Ramokgopa’s spokesperson, Tsakane Khambane, said that the delay was caused by the government’s procurement processes.

“Because Eskom is a governmental institution, it is tied to Public Finance Management Act rules. It does not have the flexibility to go and procure megawatts without accountability, which is why it has to go through a process to acquire these megawatts. Eskom is the one talking to EDM [Electricidade de Moçambique, the Mozambique power utility] because it has the ability to house the megawatts that we receive,” she said.

Much of the electricity minister’s plan to ease load-shedding included ramping up the use of Eskom’s emergency diesel-powered generators, improving the performance of the power utility’s five worst-performing power stations and exempting some national key points from power blackouts. 

But these interventions have placed the utility under financial pressure, further from its economic sustainability and freedom goals.

Eskom faces financial challenges because it spends on diesel which is primarily used to mitigate higher stages of blackouts resulting from breakdowns in its coal-fired power plants. 

The utility operates open-cycle gas turbines (OCGTs) fuelled by diesel, designated for emergencies or peak demand periods. For the fiscal year ending March 2024, Eskom allocated approximately R27.9 billion for diesel expenses. 

According to its financial documents released early in December, Eskom anticipates exceeding this budget, projecting a diesel spending of R32.2 billion. This indicates a shortfall of R4.3 billion, potentially necessitating Eskom to seek financial assistance from the government to cover the overrun in the diesel budget.

Eskom attributes its reliance on OCGTs and diesel budget overruns to persist until there is an improvement in the performance of its power plants and South Africa’s overall electricity generation capacity.

The increased reliance on OCGTs is a response to 2023 being marked as a particularly challenging year for power disruptions, with more than 280 blackout days recorded, a significant escalation compared to the 205 days reported in 2022.

In a press release, Investec investment strategist Ayan Ghosh estimated earlier this year that load-shedding cost the economy R300 billion in 2022, taking 5% from GDP in that year alone. 

In its occasional notes in June, the reserve bank projected that the impact of load-shedding could potentially reduce GDP growth by two percentage points this year. 
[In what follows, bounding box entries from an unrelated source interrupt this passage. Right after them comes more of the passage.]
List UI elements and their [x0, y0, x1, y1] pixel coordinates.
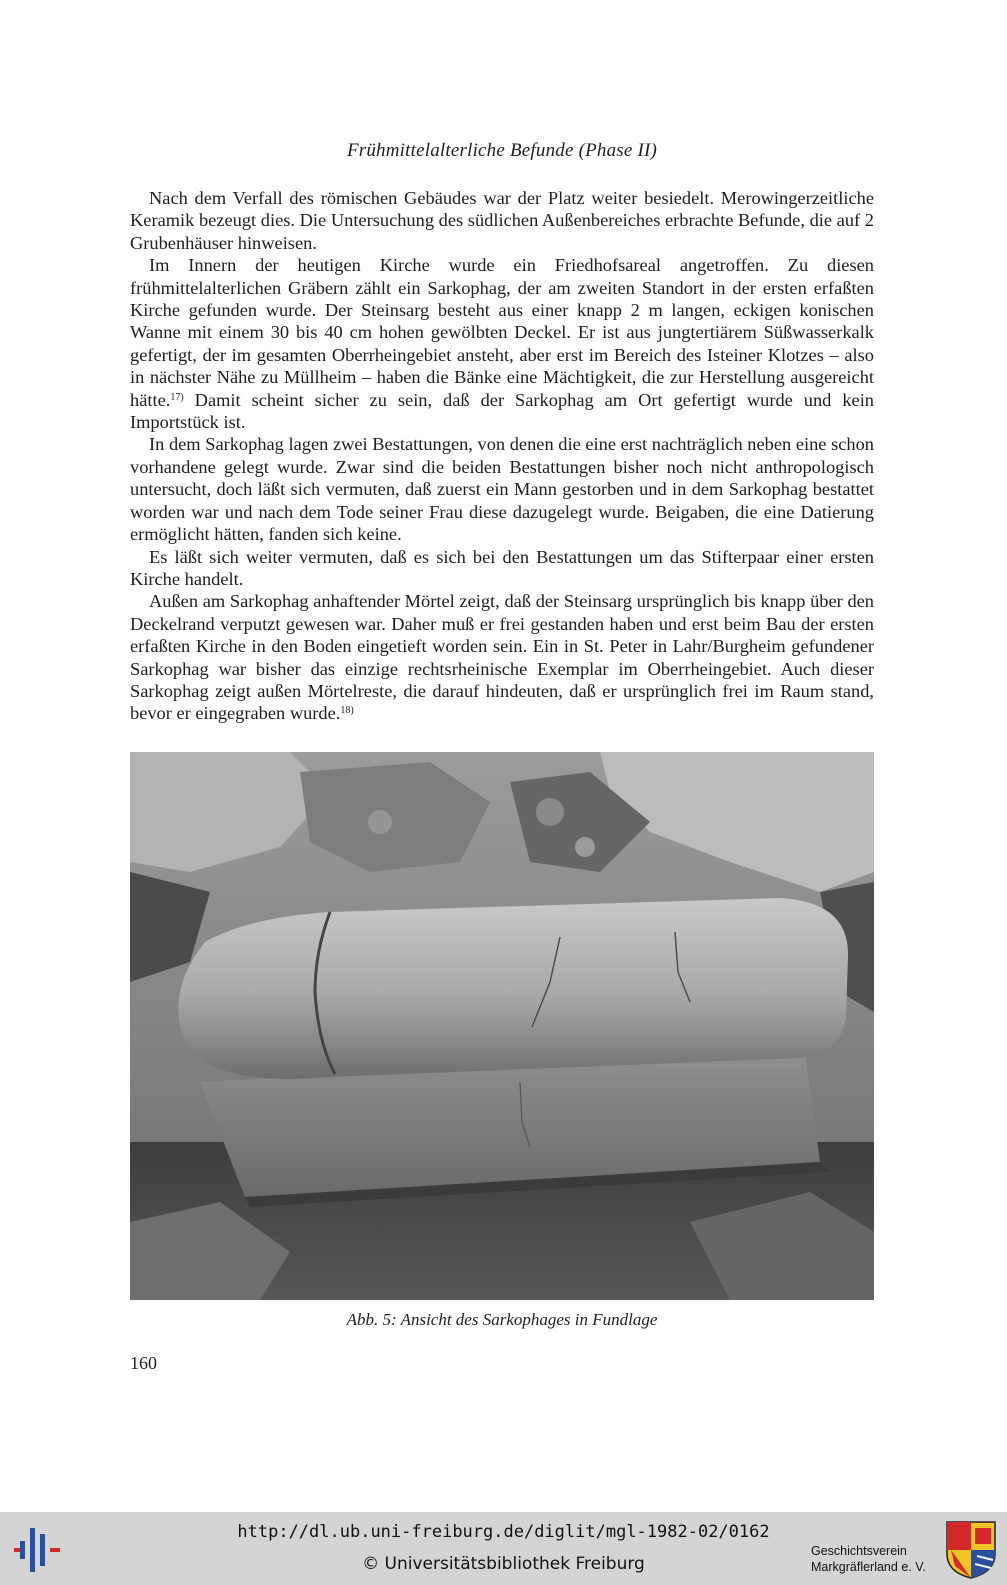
paragraph-text: Nach dem Verfall des römischen Gebäudes war der Platz weiter besiedelt. Merowingerzeitliche Keramik bezeugt dies. Die Untersuchung des südlichen Außenbereiches erbrachte Befunde, die auf 2 Grubenhäuser hinweisen. — [130, 188, 874, 253]
body-text — [130, 187, 874, 725]
society-name-line1: Geschichtsverein — [811, 1544, 907, 1558]
figure-caption: Abb. 5: Ansicht des Sarkophages in Fundlage — [346, 1310, 658, 1329]
footnote-ref: 17) — [170, 391, 184, 403]
coat-of-arms-icon[interactable] — [945, 1520, 997, 1580]
body-paragraph — [130, 546, 874, 591]
body-paragraph — [130, 254, 874, 433]
paragraph-text: Außen am Sarkophag anhaftender Mörtel zeigt, daß der Steinsarg ursprünglich bis knapp über den Deckelrand verputzt gewesen war. Daher muß er frei gestanden haben und erst beim Bau der ersten erfaßten Kirche in den Boden eingetieft worden sein. Ein in St. Peter in Lahr/Burgheim gefundener Sarkophag war bisher das einzige rechtsrheinische Exemplar im Oberrheingebiet. Auch dieser Sarkophag zeigt außen Mörtelreste, die darauf hindeuten, daß er ursprünglich frei im Raum stand, bevor er eingegraben wurde. — [130, 591, 874, 724]
society-name — [811, 1543, 941, 1575]
body-paragraph — [130, 187, 874, 254]
footnote-ref: 18) — [340, 705, 354, 717]
copyright-text: © Universitätsbibliothek Freiburg — [362, 1554, 645, 1574]
page-number: 160 — [130, 1353, 157, 1373]
running-head: Frühmittelalterliche Befunde (Phase II) — [346, 140, 658, 161]
society-name-line2: Markgräflerland e. V. — [811, 1560, 926, 1574]
paragraph-text: In dem Sarkophag lagen zwei Bestattungen, von denen die eine erst nachträglich neben eine schon vorhandene gelegt wurde. Zwar sind die beiden Bestattungen bisher noch nicht anthropologisch untersucht, doch läßt sich vermuten, daß zuerst ein Mann gestorben und in dem Sarkophag bestattet worden war und nach dem Tode seiner Frau diese dazugelegt wurde. Beigaben, die eine Datierung ermöglicht hätten, fanden sich keine. — [130, 434, 874, 545]
footer-bar — [0, 1512, 1007, 1585]
paragraph-text: Im Innern der heutigen Kirche wurde ein Friedhofsareal angetroffen. Zu diesen frühmittelalterlichen Gräbern zählt ein Sarkophag, der am zweiten Standort in der ersten erfaßten Kirche gefunden wurde. Der Steinsarg besteht aus einer knapp 2 m langen, eckigen konischen Wanne mit einem 30 bis 40 cm hohen gewölbten Deckel. Er ist aus jungtertiärem Süßwasserkalk gefertigt, der im gesamten Oberrheingebiet ansteht, aber erst im Bereich des Isteiner Klotzes – also in nächster Nähe zu Müllheim – haben die Bänke eine Mächtigkeit, die zur Herstellung ausgereicht hätte. — [130, 255, 874, 410]
body-paragraph — [130, 590, 874, 724]
paragraph-text: Damit scheint sicher zu sein, daß der Sarkophag am Ort gefertigt wurde und kein Importstück ist. — [130, 389, 874, 433]
sarcophagus-photo — [130, 752, 874, 1300]
body-paragraph — [130, 433, 874, 545]
paragraph-text: Es läßt sich weiter vermuten, daß es sich bei den Bestattungen um das Stifterpaar einer ersten Kirche handelt. — [130, 546, 874, 589]
document-url-link[interactable]: http://dl.ub.uni-freiburg.de/diglit/mgl-1982-02/0162 — [237, 1522, 770, 1542]
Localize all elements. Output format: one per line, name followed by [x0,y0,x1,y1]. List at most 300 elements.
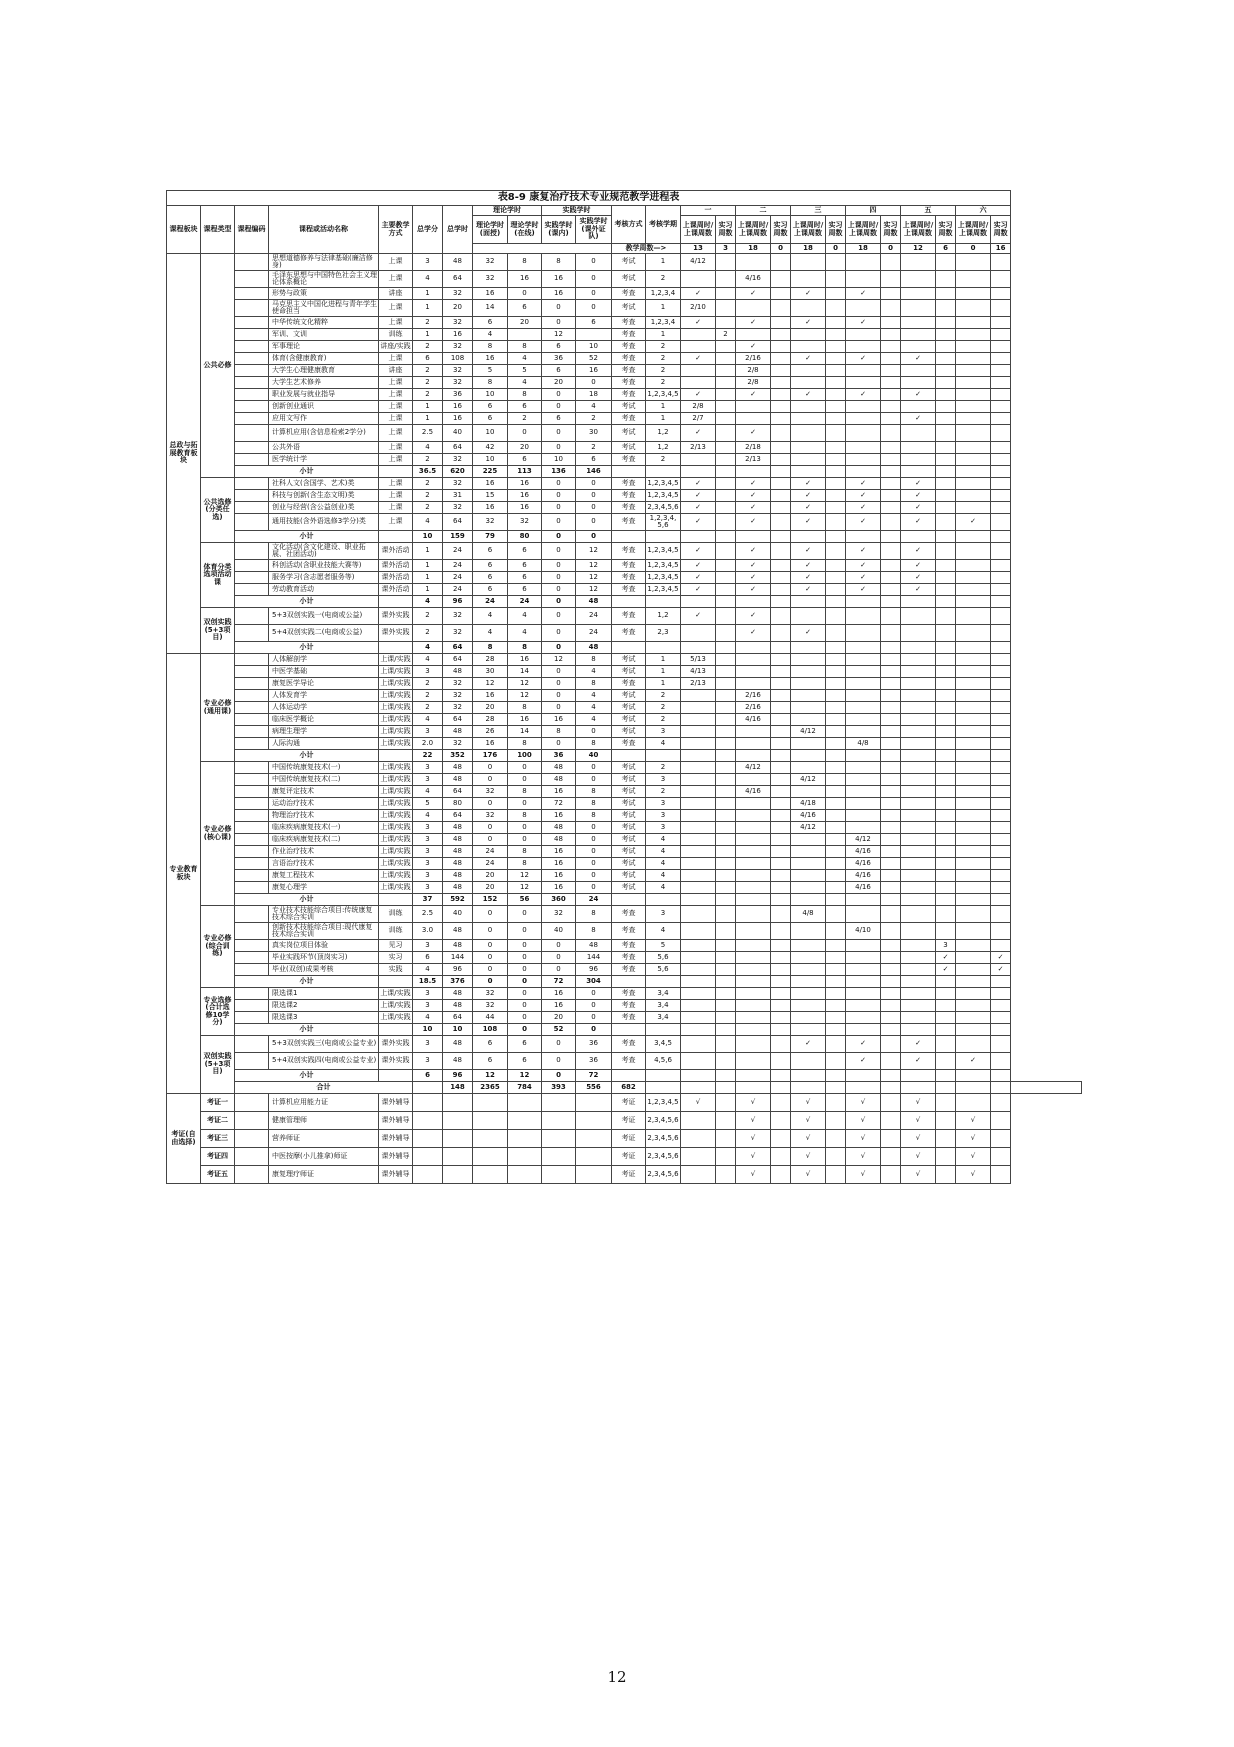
table-title: 表8-9 康复治疗技术专业规范教学进程表 [167,191,1011,206]
semester-cell [791,1070,826,1082]
exam-term: 1 [646,329,681,341]
semester-cell [771,531,791,543]
semester-cell [846,454,881,466]
semester-cell [716,726,736,738]
total-hours: 10 [443,1024,473,1036]
semester-cell: ✓ [736,572,771,584]
theory-online-hours: 12 [508,678,542,690]
semester-cell [681,1070,716,1082]
practice-extra-hours: 0 [576,846,612,858]
semester-cell: ✓ [681,514,716,531]
semester-cell [881,666,901,678]
credits: 1 [413,300,443,317]
credits [413,1094,443,1112]
teaching-method: 课外辅导 [379,1130,413,1148]
semester-cell [826,608,846,625]
total-hours: 159 [443,531,473,543]
semester-cell [736,988,771,1000]
course-code [235,389,269,401]
total-hours: 352 [443,750,473,762]
total-hours: 48 [443,254,473,271]
semester-cell [736,1082,771,1094]
semester-cell [716,317,736,329]
credits [413,1166,443,1184]
theory-class-hours: 15 [473,490,508,502]
semester-cell [901,940,936,952]
theory-class-hours: 4 [473,608,508,625]
semester-cell [771,822,791,834]
semester-cell [771,762,791,774]
theory-online-hours [508,1130,542,1148]
exam-term: 3 [646,726,681,738]
exam-term: 1,2,3,4,5 [646,560,681,572]
semester-cell [881,514,901,531]
exam-method: 考查 [612,952,646,964]
semester-cell [991,584,1011,596]
semester-cell [716,834,736,846]
semester-cell [936,1130,956,1148]
exam-method: 考试 [612,870,646,882]
exam-term: 5 [646,940,681,952]
semester-cell [826,1053,846,1070]
total-hours [443,1166,473,1184]
semester-cell [936,425,956,442]
theory-online-hours: 16 [508,478,542,490]
practice-class-hours: 0 [542,317,576,329]
semester-cell [901,952,936,964]
course-name: 限选课1 [269,988,379,1000]
total-hours [443,1148,473,1166]
semester-cell [771,1012,791,1024]
semester-cell [901,1012,936,1024]
semester-cell [936,560,956,572]
semester-cell [956,584,991,596]
semester-cell [791,1012,826,1024]
semester-cell [846,774,881,786]
credits: 2 [413,690,443,702]
table-row [167,870,1082,882]
semester-cell [846,714,881,726]
semester-cell [826,514,846,531]
semester-cell [736,976,771,988]
semester-cell: ✓ [736,502,771,514]
total-hours: 32 [443,738,473,750]
exam-method: 考查 [612,413,646,425]
semester-cell [826,750,846,762]
theory-online-hours: 8 [508,642,542,654]
course-name: 毛泽东思想与中国特色社会主义理论体系概论 [269,271,379,288]
semester-cell [826,560,846,572]
semester-cell [681,798,716,810]
exam-method: 考查 [612,625,646,642]
practice-class-hours: 20 [542,1012,576,1024]
semester-cell [681,341,716,353]
practice-extra-hours: 0 [576,514,612,531]
practice-class-hours: 16 [542,714,576,726]
semester-cell [716,478,736,490]
semester-cell [881,976,901,988]
semester-cell: ✓ [846,288,881,300]
semester-cell [716,702,736,714]
semester-cell: 5/13 [681,654,716,666]
table-row [167,389,1082,401]
course-name: 康复理疗师证 [269,1166,379,1184]
exam-method: 考试 [612,774,646,786]
exam-term: 1,2,3,4,5 [646,478,681,490]
credits: 6 [413,952,443,964]
theory-online-hours: 12 [508,690,542,702]
theory-online-hours [508,1166,542,1184]
theory-class-hours: 32 [473,988,508,1000]
practice-class-hours: 16 [542,1000,576,1012]
semester-cell: ✓ [791,389,826,401]
theory-online-hours: 12 [508,882,542,894]
semester-cell [991,940,1011,952]
total-hours: 64 [443,271,473,288]
semester-cell [771,1053,791,1070]
semester-cell [771,810,791,822]
semester-cell [936,750,956,762]
semester-cell [826,882,846,894]
course-code [235,317,269,329]
theory-online-hours: 8 [508,702,542,714]
practice-class-hours: 6 [542,413,576,425]
semester-cell [956,798,991,810]
semester-cell [991,1112,1011,1130]
practice-extra-hours: 0 [576,254,612,271]
semester-cell [936,726,956,738]
semester-cell [716,413,736,425]
semester-cell [881,786,901,798]
header-sem-col: 上课周时/上课周数 [736,216,771,244]
theory-class-hours: 8 [473,341,508,353]
practice-extra-hours: 8 [576,923,612,940]
semester-cell [771,858,791,870]
total-hours: 32 [443,317,473,329]
semester-cell [881,502,901,514]
practice-class-hours: 52 [542,1024,576,1036]
header-semester-1: 一 [681,206,736,216]
course-code [235,1094,269,1112]
semester-cell [936,389,956,401]
practice-class-hours: 0 [542,401,576,413]
practice-extra-hours [576,1148,612,1166]
header-week-count: 18 [736,244,771,254]
semester-cell [901,702,936,714]
semester-cell [771,952,791,964]
total-row [167,1082,1082,1094]
semester-cell [681,846,716,858]
semester-cell [901,988,936,1000]
semester-cell [901,377,936,389]
subtotal-label: 小计 [235,1070,379,1082]
subtotal-row [167,1024,1082,1036]
semester-cell [681,1000,716,1012]
semester-cell [881,1094,901,1112]
semester-cell [846,702,881,714]
semester-cell [826,976,846,988]
theory-class-hours: 32 [473,786,508,798]
semester-cell [716,810,736,822]
semester-cell: √ [846,1112,881,1130]
theory-class-hours: 225 [473,466,508,478]
course-type-cell: 公共必修 [201,254,235,478]
semester-cell [826,738,846,750]
header-week-count: 16 [991,244,1011,254]
theory-online-hours: 8 [508,810,542,822]
semester-cell: √ [736,1094,771,1112]
header-sem-col: 实习周数 [991,216,1011,244]
semester-cell: 4/16 [736,714,771,726]
table-row [167,846,1082,858]
semester-cell [791,413,826,425]
subtotal-label: 小计 [235,894,379,906]
semester-cell [681,810,716,822]
semester-cell [771,625,791,642]
theory-class-hours: 20 [473,870,508,882]
exam-method [646,1082,681,1094]
course-code [235,1036,269,1053]
course-code [235,300,269,317]
total-hours: 376 [443,976,473,988]
semester-cell [956,442,991,454]
semester-cell: ✓ [846,389,881,401]
semester-cell: √ [736,1148,771,1166]
course-code [235,454,269,466]
semester-cell: 4/12 [736,762,771,774]
semester-cell [846,976,881,988]
semester-cell [681,940,716,952]
semester-cell: ✓ [736,514,771,531]
semester-cell [1011,1082,1082,1094]
theory-class-hours: 44 [473,1012,508,1024]
semester-cell [716,1036,736,1053]
practice-extra-hours: 0 [576,1024,612,1036]
header-week-count: 18 [791,244,826,254]
table-row [167,774,1082,786]
semester-cell [881,1082,901,1094]
semester-cell [716,341,736,353]
total-hours: 32 [443,678,473,690]
credits: 22 [413,750,443,762]
teaching-method: 上课 [379,478,413,490]
practice-extra-hours: 0 [576,478,612,490]
teaching-method: 上课/实践 [379,726,413,738]
total-hours: 48 [443,774,473,786]
practice-extra-hours: 0 [576,988,612,1000]
semester-cell [881,738,901,750]
exam-term: 1,2,3,4,5 [646,572,681,584]
credits: 18.5 [413,976,443,988]
module-cell: 考证(自由选择) [167,1094,201,1184]
total-hours: 48 [443,834,473,846]
exam-method: 考试 [612,690,646,702]
semester-cell [936,976,956,988]
course-code [235,543,269,560]
semester-cell [826,329,846,341]
semester-cell: √ [791,1166,826,1184]
practice-extra-hours: 72 [576,1070,612,1082]
semester-cell: 4/16 [846,870,881,882]
semester-cell [771,584,791,596]
semester-cell [716,738,736,750]
practice-class-hours: 0 [542,514,576,531]
course-name: 中国传统康复技术(一) [269,762,379,774]
semester-cell: 2/8 [681,401,716,413]
semester-cell [901,858,936,870]
exam-method: 考查 [612,906,646,923]
exam-method: 考查 [612,502,646,514]
semester-cell [826,858,846,870]
semester-cell [826,774,846,786]
semester-cell [826,798,846,810]
credits: 2 [413,478,443,490]
course-name: 计算机应用能力证 [269,1094,379,1112]
semester-cell [881,317,901,329]
semester-cell [771,906,791,923]
semester-cell [936,822,956,834]
semester-cell [881,596,901,608]
course-code [235,608,269,625]
semester-cell [991,454,1011,466]
semester-cell: ✓ [901,572,936,584]
course-name: 人体发育学 [269,690,379,702]
semester-cell [771,1094,791,1112]
semester-cell [826,596,846,608]
semester-cell [956,1094,991,1112]
course-name: 文化活动(含文化建设、职业拓展、社团活动) [269,543,379,560]
semester-cell [771,976,791,988]
semester-cell [826,584,846,596]
total-hours [443,1112,473,1130]
exam-term: 1,2,3,4 [646,288,681,300]
header-week-count: 0 [956,244,991,254]
semester-cell [901,666,936,678]
semester-cell [991,906,1011,923]
semester-cell [956,678,991,690]
semester-cell [901,923,936,940]
theory-online-hours: 20 [508,442,542,454]
course-code [235,1112,269,1130]
exam-method: 考试 [612,442,646,454]
semester-cell [791,341,826,353]
theory-online-hours: 14 [508,666,542,678]
course-type-cell: 专业必修(核心课) [201,762,235,906]
practice-class-hours: 0 [542,738,576,750]
semester-cell [681,786,716,798]
practice-extra-hours: 12 [576,543,612,560]
semester-cell [771,1082,791,1094]
semester-cell [791,690,826,702]
semester-cell [826,1094,846,1112]
exam-term [646,596,681,608]
semester-cell [716,466,736,478]
semester-cell [936,572,956,584]
semester-cell [736,666,771,678]
semester-cell [956,365,991,377]
semester-cell [991,666,1011,678]
credits: 10 [413,1024,443,1036]
semester-cell: ✓ [736,425,771,442]
semester-cell [901,810,936,822]
header-semester-2: 二 [736,206,791,216]
theory-online-hours: 6 [508,454,542,466]
semester-cell: ✓ [791,514,826,531]
exam-method: 考查 [612,940,646,952]
exam-term: 3,4 [646,1012,681,1024]
semester-cell [681,964,716,976]
table-row [167,882,1082,894]
semester-cell [881,940,901,952]
course-name: 劳动教育活动 [269,584,379,596]
practice-class-hours: 16 [542,858,576,870]
semester-cell [771,940,791,952]
semester-cell [991,353,1011,365]
semester-cell [771,798,791,810]
course-code [235,1130,269,1148]
theory-class-hours: 0 [473,798,508,810]
credits: 3 [413,1053,443,1070]
semester-cell: ✓ [681,572,716,584]
total-hours: 32 [443,690,473,702]
semester-cell [881,834,901,846]
semester-cell [901,1082,936,1094]
semester-cell [956,596,991,608]
semester-cell [881,329,901,341]
semester-cell: √ [791,1130,826,1148]
semester-cell [991,531,1011,543]
theory-class-hours: 5 [473,365,508,377]
table-row [167,923,1082,940]
semester-cell: ✓ [681,353,716,365]
semester-cell [736,654,771,666]
practice-extra-hours: 4 [576,690,612,702]
semester-cell [956,341,991,353]
practice-extra-hours: 8 [576,906,612,923]
theory-online-hours: 0 [508,288,542,300]
theory-class-hours [473,1094,508,1112]
theory-class-hours: 6 [473,413,508,425]
exam-method [612,894,646,906]
semester-cell: ✓ [901,543,936,560]
practice-class-hours: 16 [542,786,576,798]
semester-cell: ✓ [736,584,771,596]
semester-cell [991,317,1011,329]
course-code [235,822,269,834]
table-row [167,726,1082,738]
semester-cell [826,502,846,514]
semester-cell [881,798,901,810]
header-week-count: 0 [826,244,846,254]
exam-method [612,466,646,478]
semester-cell [936,923,956,940]
semester-cell [881,425,901,442]
semester-cell [716,774,736,786]
semester-cell [881,413,901,425]
semester-cell: ✓ [846,502,881,514]
course-name: 康复工程技术 [269,870,379,882]
semester-cell [736,531,771,543]
practice-class-hours: 556 [576,1082,612,1094]
semester-cell [936,834,956,846]
semester-cell [956,401,991,413]
semester-cell [936,608,956,625]
semester-cell [771,543,791,560]
total-hours: 64 [443,442,473,454]
semester-cell [956,389,991,401]
semester-cell [826,490,846,502]
course-code [235,834,269,846]
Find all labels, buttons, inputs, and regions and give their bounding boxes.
It also predicted a modest 0.3% real GDP growth for 2023. However, in the absence of ongoing power outages, the bank expressed confidence that the economy could achieve a growth rate of 2.3%.

The government provided Eskom with a R254 billion bailout spread over three years, accompanied by stringent conditions. These conditions include the power utility implementing cost-saving measures and refraining from acquiring new loans.

To prevent a more significant electricity supply gap, Eskom aims to extend the operational life of units at its coal-fired power stations beyond their scheduled retirement dates.

Eskom continues to grapple with corruption, crime and sabotage which pose significant challenges to the utility’s operations.

The process of restructuring Eskom into three distinct entities — generation, transmission and distribution — initiated in 2019 has been slow but is gaining momentum.

Ramokgopa expected the grid to stabilise while companies consuming large amounts of energy closed their doors during the holidays, allowing Eskom to do maintenance work. 

Sources in the Eskom board have expressed discontent with the electricity minister, who has been criticised for speaking out of tune with the utility, often causing the board to do damage control.

“The minister is passionate about the job, and has some knowledge about the utility, but often what he communicates ends up placing us in trouble because it is in contrast with what the data explains, which ends up making us look incompetent, we have communicated with him about this issue before,” the source said.